Since attending the Easy Money course, our cohort have reported how much more confident they feel about benefits and managing their money in general. The young member who almost got run over is now volunteering with our remaining groups to help pass on what he has learnt. He has become a role model and is often overheard talking positively to other members about money and the importance of savings.

Working with local financial capability partners have helped members make practical steps to resolve benefits issues. One partner has been able to provide free benefits application support, which has been a valuable resource for our members.

In addition to the workshops, Liz (our personal development co-ordinator) has been working one-to-one with members who have gone through the course to encourage positive behaviours and exploring consequences of financial decisions with members.

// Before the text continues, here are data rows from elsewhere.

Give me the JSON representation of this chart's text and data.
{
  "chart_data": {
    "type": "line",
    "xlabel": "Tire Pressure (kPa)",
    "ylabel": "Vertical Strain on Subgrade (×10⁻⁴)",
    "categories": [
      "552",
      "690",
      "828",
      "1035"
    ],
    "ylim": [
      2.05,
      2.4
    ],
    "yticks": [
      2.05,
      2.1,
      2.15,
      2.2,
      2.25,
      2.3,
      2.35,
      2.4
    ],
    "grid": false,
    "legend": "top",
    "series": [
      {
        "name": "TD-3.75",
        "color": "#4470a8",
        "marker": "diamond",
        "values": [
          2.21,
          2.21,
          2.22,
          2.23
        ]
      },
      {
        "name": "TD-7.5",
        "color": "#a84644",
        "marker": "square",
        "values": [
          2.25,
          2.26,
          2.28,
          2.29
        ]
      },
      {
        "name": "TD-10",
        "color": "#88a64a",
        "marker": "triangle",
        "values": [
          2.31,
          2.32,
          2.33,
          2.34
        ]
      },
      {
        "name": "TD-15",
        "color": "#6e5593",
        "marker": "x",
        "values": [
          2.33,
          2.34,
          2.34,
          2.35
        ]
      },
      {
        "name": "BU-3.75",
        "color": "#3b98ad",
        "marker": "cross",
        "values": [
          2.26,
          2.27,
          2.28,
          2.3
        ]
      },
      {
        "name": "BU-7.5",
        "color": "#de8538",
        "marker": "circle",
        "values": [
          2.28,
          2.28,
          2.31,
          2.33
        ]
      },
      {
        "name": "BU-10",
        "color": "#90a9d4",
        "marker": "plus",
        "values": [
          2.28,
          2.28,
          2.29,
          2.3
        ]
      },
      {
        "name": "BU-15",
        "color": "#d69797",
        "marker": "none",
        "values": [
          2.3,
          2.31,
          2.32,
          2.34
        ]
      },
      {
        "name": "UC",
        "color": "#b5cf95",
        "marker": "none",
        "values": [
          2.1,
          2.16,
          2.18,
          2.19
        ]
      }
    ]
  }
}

Through the Easy Money course, we aimed to help improve the economic wellbeing of members and their immediate health and wellbeing, by reducing the negative consequences of poverty (not having enough money to eat properly or heat their home, worrying about debts etc.). What we’ve observed so far, is that this increased confidence about managing money, is having a much wider impact on their lives as a whole!

Benefits for the wider sector

Easy Money workshop resources and Easy Read materials will be made freely available to other organisations at the end of the project, summer 2018. We will also be sharing project learning to help other agencies who are seeking to do similar work with this target group. Resources will be made accessible via Wiseradviser.